In my tips for using conventional ovens, I wrote to avoid baking with the air-conditioner on. Commenter Mimi asked why.
The lion’s share of our energy bill goes to heating and cooling. The refrigerator and freezer, and sometimes the heater or air-conditioner, run all day and night. We use additional heating energy for cooking, water, and drying clothes.
Electrical appliances that heat or cool all contain heating or cooling elements, a thermostat, and possibly a fan to distribute the hot or cold air. The hotplate, electric kettle or frying pan, crockpot, and even the microwave all use some type of heating element. These heating and cooling elements use large amounts of energy. Sometimes it’s a motor, but the principle is the same.
Electric heating and cooling elements or motors are not smart. They only have two settings, off and on. We can’t set them at some middle range to ensure a constant temperature.
The smart part of the appliance is the thermostat, which has a thermometer to measure the temperature of the surrounding air or water. When the temperature gets too high or low, the thermostat turns the element on or off. Without a thermostat, an oven could turn your kitchen into a sauna, and an air conditioner could create a freezer in your bedroom.

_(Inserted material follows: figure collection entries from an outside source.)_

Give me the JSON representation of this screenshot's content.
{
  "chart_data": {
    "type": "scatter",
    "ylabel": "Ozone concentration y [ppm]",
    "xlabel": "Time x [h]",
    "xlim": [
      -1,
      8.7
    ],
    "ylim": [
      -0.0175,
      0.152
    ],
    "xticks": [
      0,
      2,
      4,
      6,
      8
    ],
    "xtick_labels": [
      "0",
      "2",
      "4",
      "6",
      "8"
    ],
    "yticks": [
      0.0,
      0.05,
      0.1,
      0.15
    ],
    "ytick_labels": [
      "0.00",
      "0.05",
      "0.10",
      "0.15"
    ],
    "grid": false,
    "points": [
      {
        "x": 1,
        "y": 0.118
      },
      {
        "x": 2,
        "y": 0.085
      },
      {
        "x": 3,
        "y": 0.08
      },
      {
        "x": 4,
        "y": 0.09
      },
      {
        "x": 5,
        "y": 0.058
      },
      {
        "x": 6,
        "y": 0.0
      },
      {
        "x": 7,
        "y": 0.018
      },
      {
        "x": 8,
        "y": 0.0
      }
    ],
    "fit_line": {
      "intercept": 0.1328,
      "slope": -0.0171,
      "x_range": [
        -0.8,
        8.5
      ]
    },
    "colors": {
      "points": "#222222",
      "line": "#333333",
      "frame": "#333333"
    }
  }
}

When you turn on your oven or air-conditioner you set the temperature, but that is not the main factor in your energy usage. What counts is the difference between the room temperature and the target temperature. The bigger the difference, the longer the element will need to operate to reach the target temperature.
In the summer, an air-conditioned kitchen means losing the benefit of the warm air that was already inside your oven. And opening the refrigerator and oven doors at the same times sends a blast of cold air toward the oven and hot air to the fridge. This makes the elements in both appliances operate longer to keep the temperature you have set.
When the heating or cooling elements are off, the appliances are still “on,” but use only small amounts of energy. Understanding this distinction can lead to lower energy costs.